ISLAMABAD: Police say gunmen have killed a local employee of the US Embassy in Islamabad, though a motive for the attack is still unclear.

The motive for the shooting was unclear. Police said the victim was a member of the Shia Ismaili minority community and was working in the US Drug Enforcement Administration in the embassy.

Police identified the victim as Iqbal Baig, a resident of G-9/1 district in Islamabad, and told AFP the attacker used a pistol.

Baig was shot at 2 am outside his home as an unknown number of accomplices waited in a nearby parked car.

“One of the armed attackers opened fire on Iqbal Baig. One bullet hit him on the left side in the chest and exited on the right side,” Khalid Mehmood Awan, a senior police official at the scene, told AFP.

“Iqbal Baig was working in the US Drug Enforcement Administration for 12 to 13 years and was from the Ismaili Shia sect. His brother told us that he has received threats in the recent past,” Awan added, without detailing the nature of the threats.

The attackers, who fired shots in the air after the attack, managed to flee.

“We have collected some evidence from the site including a 9mm pistol in the nearby area,” Awan added. He said police were investigating several possible motives, including attempted robbery, sectarian killing and extremism.

No militant group has claimed the attack. No one at the US embassy in Islamabad was immediately available for comment.

Read: 43 killed in attack on bus carrying Ismailis in Karachi

Ismailis largely live in peace in Sunni-dominated Pakistan, though Islamic extremists in the country view Shias as heretics.

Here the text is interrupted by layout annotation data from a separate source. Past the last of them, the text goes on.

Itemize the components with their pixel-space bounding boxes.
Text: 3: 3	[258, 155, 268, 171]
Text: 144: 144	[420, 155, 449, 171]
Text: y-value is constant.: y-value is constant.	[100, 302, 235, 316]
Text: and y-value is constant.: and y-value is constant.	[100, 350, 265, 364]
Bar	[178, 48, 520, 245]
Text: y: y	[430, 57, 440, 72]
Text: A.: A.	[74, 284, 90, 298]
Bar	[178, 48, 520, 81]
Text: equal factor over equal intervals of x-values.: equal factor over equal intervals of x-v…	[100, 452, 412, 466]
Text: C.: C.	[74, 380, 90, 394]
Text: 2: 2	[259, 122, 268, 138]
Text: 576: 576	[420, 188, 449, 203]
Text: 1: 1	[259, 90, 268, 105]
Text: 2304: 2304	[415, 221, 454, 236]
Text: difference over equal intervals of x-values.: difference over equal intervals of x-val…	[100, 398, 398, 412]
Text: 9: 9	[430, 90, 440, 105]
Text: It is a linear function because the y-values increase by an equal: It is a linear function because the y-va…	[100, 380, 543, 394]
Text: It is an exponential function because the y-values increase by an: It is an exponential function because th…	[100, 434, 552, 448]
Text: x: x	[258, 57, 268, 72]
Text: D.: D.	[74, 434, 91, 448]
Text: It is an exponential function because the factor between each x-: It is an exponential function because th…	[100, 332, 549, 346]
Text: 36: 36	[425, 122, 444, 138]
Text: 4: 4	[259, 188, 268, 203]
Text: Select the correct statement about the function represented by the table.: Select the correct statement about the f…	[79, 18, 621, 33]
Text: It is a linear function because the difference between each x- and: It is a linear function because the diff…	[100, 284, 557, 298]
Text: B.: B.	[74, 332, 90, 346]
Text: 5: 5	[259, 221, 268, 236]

Gunmen in May shot and killed around 50 Ismailis in the southern port city of Karachi. Sindh Chief Minister Syed Qaim Ali Shah had later announced the arrest of 'well-educated militants', who had confessed to the carnage and many other high-profile attacks in the city.

Also read: Qaim announces arrest of killers behind Safoora Goth, Sabeen's murder

During the past decade, the number of incidents related to sectarian violence has continuously increased in the country.